I know the difference, you know the difference — everyone in this thread does. If I was writing a paper on it, I'd use the correct term, but you don't have to be so picky about the coments in a rather humorous thread.

@m0xee >I still think it's acceptable in this rare case >Only the kernel boots on this device, the userspace doesn't matter at this point
It's not acceptable, as that's an incorrect claim.
Linux will *not* boot without a supplied init - if it's missing, it will panic() instead: https://git.kernel.org/pub/scm/linux/kernel/git/torvalds/linux.git/tree/init/main.c#n1549
That (non-Linux supplied) init program matters very much - otherwise you just get a panic() instead of the a usable login screen.

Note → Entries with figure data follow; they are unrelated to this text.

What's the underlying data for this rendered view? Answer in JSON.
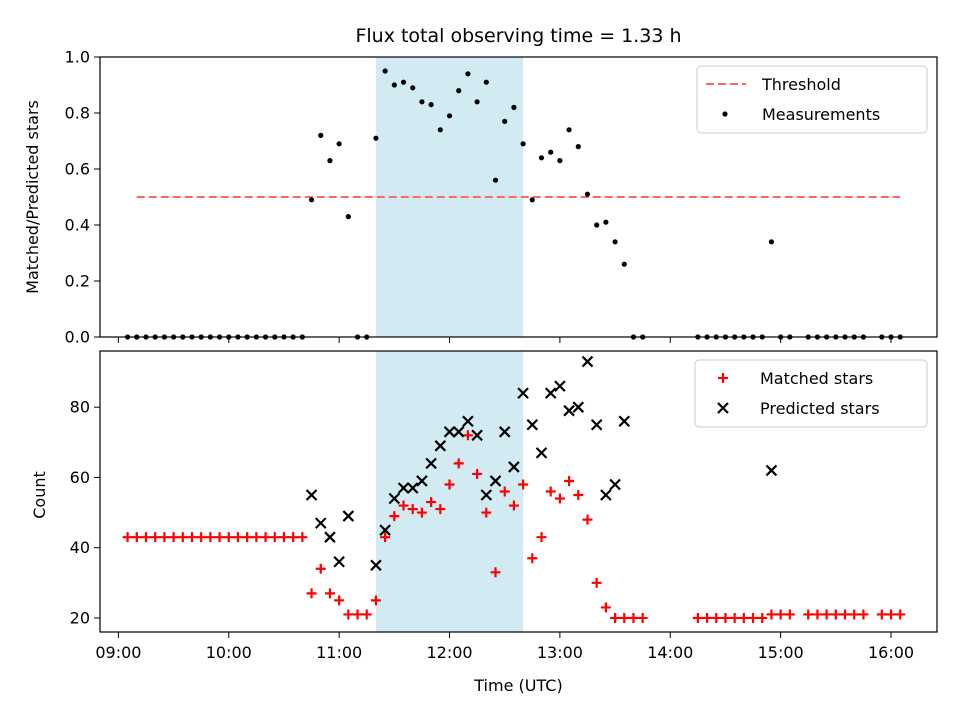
{
  "chart_data": [
    {
      "type": "scatter",
      "title": "Flux total observing time = 1.33 h",
      "ylabel": "Matched/Predicted stars",
      "xlabel": "",
      "xlim": [
        "08:50",
        "16:25"
      ],
      "ylim": [
        0,
        1.0
      ],
      "yticks": [
        0.0,
        0.2,
        0.4,
        0.6,
        0.8,
        1.0
      ],
      "ytick_labels": [
        "0.0",
        "0.2",
        "0.4",
        "0.6",
        "0.8",
        "1.0"
      ],
      "highlight_span": {
        "start": "11:20",
        "end": "12:40",
        "color": "#add8e6"
      },
      "legend": {
        "position": "top-right",
        "entries": [
          "Threshold",
          "Measurements"
        ]
      },
      "threshold": {
        "name": "Threshold",
        "y": 0.5,
        "x_start": "09:10",
        "x_end": "16:05",
        "color": "#ff6666",
        "style": "dashed"
      },
      "series": [
        {
          "name": "Measurements",
          "color": "#000000",
          "points": [
            [
              "09:05",
              0
            ],
            [
              "09:10",
              0
            ],
            [
              "09:15",
              0
            ],
            [
              "09:20",
              0
            ],
            [
              "09:25",
              0
            ],
            [
              "09:30",
              0
            ],
            [
              "09:35",
              0
            ],
            [
              "09:40",
              0
            ],
            [
              "09:45",
              0
            ],
            [
              "09:50",
              0
            ],
            [
              "09:55",
              0
            ],
            [
              "10:00",
              0
            ],
            [
              "10:05",
              0
            ],
            [
              "10:10",
              0
            ],
            [
              "10:15",
              0
            ],
            [
              "10:20",
              0
            ],
            [
              "10:25",
              0
            ],
            [
              "10:30",
              0
            ],
            [
              "10:35",
              0
            ],
            [
              "10:40",
              0
            ],
            [
              "10:45",
              0.49
            ],
            [
              "10:50",
              0.72
            ],
            [
              "10:55",
              0.63
            ],
            [
              "11:00",
              0.69
            ],
            [
              "11:05",
              0.43
            ],
            [
              "11:10",
              0
            ],
            [
              "11:15",
              0
            ],
            [
              "11:20",
              0.71
            ],
            [
              "11:25",
              0.95
            ],
            [
              "11:30",
              0.9
            ],
            [
              "11:35",
              0.91
            ],
            [
              "11:40",
              0.89
            ],
            [
              "11:45",
              0.84
            ],
            [
              "11:50",
              0.83
            ],
            [
              "11:55",
              0.74
            ],
            [
              "12:00",
              0.79
            ],
            [
              "12:05",
              0.88
            ],
            [
              "12:10",
              0.94
            ],
            [
              "12:15",
              0.84
            ],
            [
              "12:20",
              0.91
            ],
            [
              "12:25",
              0.56
            ],
            [
              "12:30",
              0.77
            ],
            [
              "12:35",
              0.82
            ],
            [
              "12:40",
              0.69
            ],
            [
              "12:45",
              0.49
            ],
            [
              "12:50",
              0.64
            ],
            [
              "12:55",
              0.66
            ],
            [
              "13:00",
              0.63
            ],
            [
              "13:05",
              0.74
            ],
            [
              "13:10",
              0.68
            ],
            [
              "13:15",
              0.51
            ],
            [
              "13:20",
              0.4
            ],
            [
              "13:25",
              0.41
            ],
            [
              "13:30",
              0.34
            ],
            [
              "13:35",
              0.26
            ],
            [
              "13:40",
              0
            ],
            [
              "13:45",
              0
            ],
            [
              "14:15",
              0
            ],
            [
              "14:20",
              0
            ],
            [
              "14:25",
              0
            ],
            [
              "14:30",
              0
            ],
            [
              "14:35",
              0
            ],
            [
              "14:40",
              0
            ],
            [
              "14:45",
              0
            ],
            [
              "14:50",
              0
            ],
            [
              "14:55",
              0.34
            ],
            [
              "15:00",
              0
            ],
            [
              "15:05",
              0
            ],
            [
              "15:15",
              0
            ],
            [
              "15:20",
              0
            ],
            [
              "15:25",
              0
            ],
            [
              "15:30",
              0
            ],
            [
              "15:35",
              0
            ],
            [
              "15:40",
              0
            ],
            [
              "15:45",
              0
            ],
            [
              "15:55",
              0
            ],
            [
              "16:00",
              0
            ],
            [
              "16:05",
              0
            ]
          ]
        }
      ]
    },
    {
      "type": "scatter",
      "title": "",
      "ylabel": "Count",
      "xlabel": "Time (UTC)",
      "xlim": [
        "08:50",
        "16:25"
      ],
      "ylim": [
        16,
        96
      ],
      "yticks": [
        20,
        40,
        60,
        80
      ],
      "ytick_labels": [
        "20",
        "40",
        "60",
        "80"
      ],
      "xticks": [
        "09:00",
        "10:00",
        "11:00",
        "12:00",
        "13:00",
        "14:00",
        "15:00",
        "16:00"
      ],
      "xtick_labels": [
        "09:00",
        "10:00",
        "11:00",
        "12:00",
        "13:00",
        "14:00",
        "15:00",
        "16:00"
      ],
      "highlight_span": {
        "start": "11:20",
        "end": "12:40",
        "color": "#add8e6"
      },
      "legend": {
        "position": "top-right",
        "entries": [
          "Matched stars",
          "Predicted stars"
        ]
      },
      "series": [
        {
          "name": "Matched stars",
          "marker": "plus",
          "color": "#ff0000",
          "points": [
            [
              "09:05",
              43
            ],
            [
              "09:10",
              43
            ],
            [
              "09:15",
              43
            ],
            [
              "09:20",
              43
            ],
            [
              "09:25",
              43
            ],
            [
              "09:30",
              43
            ],
            [
              "09:35",
              43
            ],
            [
              "09:40",
              43
            ],
            [
              "09:45",
              43
            ],
            [
              "09:50",
              43
            ],
            [
              "09:55",
              43
            ],
            [
              "10:00",
              43
            ],
            [
              "10:05",
              43
            ],
            [
              "10:10",
              43
            ],
            [
              "10:15",
              43
            ],
            [
              "10:20",
              43
            ],
            [
              "10:25",
              43
            ],
            [
              "10:30",
              43
            ],
            [
              "10:35",
              43
            ],
            [
              "10:40",
              43
            ],
            [
              "10:45",
              27
            ],
            [
              "10:50",
              34
            ],
            [
              "10:55",
              27
            ],
            [
              "11:00",
              25
            ],
            [
              "11:05",
              21
            ],
            [
              "11:10",
              21
            ],
            [
              "11:15",
              21
            ],
            [
              "11:20",
              25
            ],
            [
              "11:25",
              43
            ],
            [
              "11:30",
              49
            ],
            [
              "11:35",
              52
            ],
            [
              "11:40",
              51
            ],
            [
              "11:45",
              50
            ],
            [
              "11:50",
              53
            ],
            [
              "11:55",
              51
            ],
            [
              "12:00",
              58
            ],
            [
              "12:05",
              64
            ],
            [
              "12:10",
              72
            ],
            [
              "12:15",
              61
            ],
            [
              "12:20",
              50
            ],
            [
              "12:25",
              33
            ],
            [
              "12:30",
              56
            ],
            [
              "12:35",
              52
            ],
            [
              "12:40",
              58
            ],
            [
              "12:45",
              37
            ],
            [
              "12:50",
              43
            ],
            [
              "12:55",
              56
            ],
            [
              "13:00",
              54
            ],
            [
              "13:05",
              59
            ],
            [
              "13:10",
              55
            ],
            [
              "13:15",
              48
            ],
            [
              "13:20",
              30
            ],
            [
              "13:25",
              23
            ],
            [
              "13:30",
              20
            ],
            [
              "13:35",
              20
            ],
            [
              "13:40",
              20
            ],
            [
              "13:45",
              20
            ],
            [
              "14:15",
              20
            ],
            [
              "14:20",
              20
            ],
            [
              "14:25",
              20
            ],
            [
              "14:30",
              20
            ],
            [
              "14:35",
              20
            ],
            [
              "14:40",
              20
            ],
            [
              "14:45",
              20
            ],
            [
              "14:50",
              20
            ],
            [
              "14:55",
              21
            ],
            [
              "15:00",
              21
            ],
            [
              "15:05",
              21
            ],
            [
              "15:15",
              21
            ],
            [
              "15:20",
              21
            ],
            [
              "15:25",
              21
            ],
            [
              "15:30",
              21
            ],
            [
              "15:35",
              21
            ],
            [
              "15:40",
              21
            ],
            [
              "15:45",
              21
            ],
            [
              "15:55",
              21
            ],
            [
              "16:00",
              21
            ],
            [
              "16:05",
              21
            ]
          ]
        },
        {
          "name": "Predicted stars",
          "marker": "x",
          "color": "#000000",
          "points": [
            [
              "10:45",
              55
            ],
            [
              "10:50",
              47
            ],
            [
              "10:55",
              43
            ],
            [
              "11:00",
              36
            ],
            [
              "11:05",
              49
            ],
            [
              "11:20",
              35
            ],
            [
              "11:25",
              45
            ],
            [
              "11:30",
              54
            ],
            [
              "11:35",
              57
            ],
            [
              "11:40",
              57
            ],
            [
              "11:45",
              59
            ],
            [
              "11:50",
              64
            ],
            [
              "11:55",
              69
            ],
            [
              "12:00",
              73
            ],
            [
              "12:05",
              73
            ],
            [
              "12:10",
              76
            ],
            [
              "12:15",
              72
            ],
            [
              "12:20",
              55
            ],
            [
              "12:25",
              59
            ],
            [
              "12:30",
              73
            ],
            [
              "12:35",
              63
            ],
            [
              "12:40",
              84
            ],
            [
              "12:45",
              75
            ],
            [
              "12:50",
              67
            ],
            [
              "12:55",
              84
            ],
            [
              "13:00",
              86
            ],
            [
              "13:05",
              79
            ],
            [
              "13:10",
              80
            ],
            [
              "13:15",
              93
            ],
            [
              "13:20",
              75
            ],
            [
              "13:25",
              55
            ],
            [
              "13:30",
              58
            ],
            [
              "13:35",
              76
            ],
            [
              "14:55",
              62
            ]
          ]
        }
      ]
    }
  ]
}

@Suiseiseki I insist that it is acceptable. Sure the kernel won't work by itself, but that is not what my point was. This device is not usable because there is no support for the hardware it has *in the kernel*. No init can change that.

@m0xee >This device is not usable because there is no support for the hardware it has *in the kernel*.
You just claimed it booted up into a framebuffer.
If Linux doesn't have drivers for the hardware you're trying it with, it simply won't boot (although generic drivers leave much to be desired).
If you got into a framebuffer login prompt, that is perfectly usable, as you can use emacs (rms prefers framebuffer emacs), nano and a bunch of other GNU tools just fine.
The only reason why I use Xorg, is because Xorg lets me use lots of terminals on multiple monitors, and it can display UTF-8 (for です).

@Suiseiseki I didn't mention any login prompt. The fact that framebuffer works doesn't imply login prompt, it doesn't even imply you can access built-in storage and mount the root partition, right?
I get it, you just want to push some agenda, but this doesn't look like a perfect occasion to do it.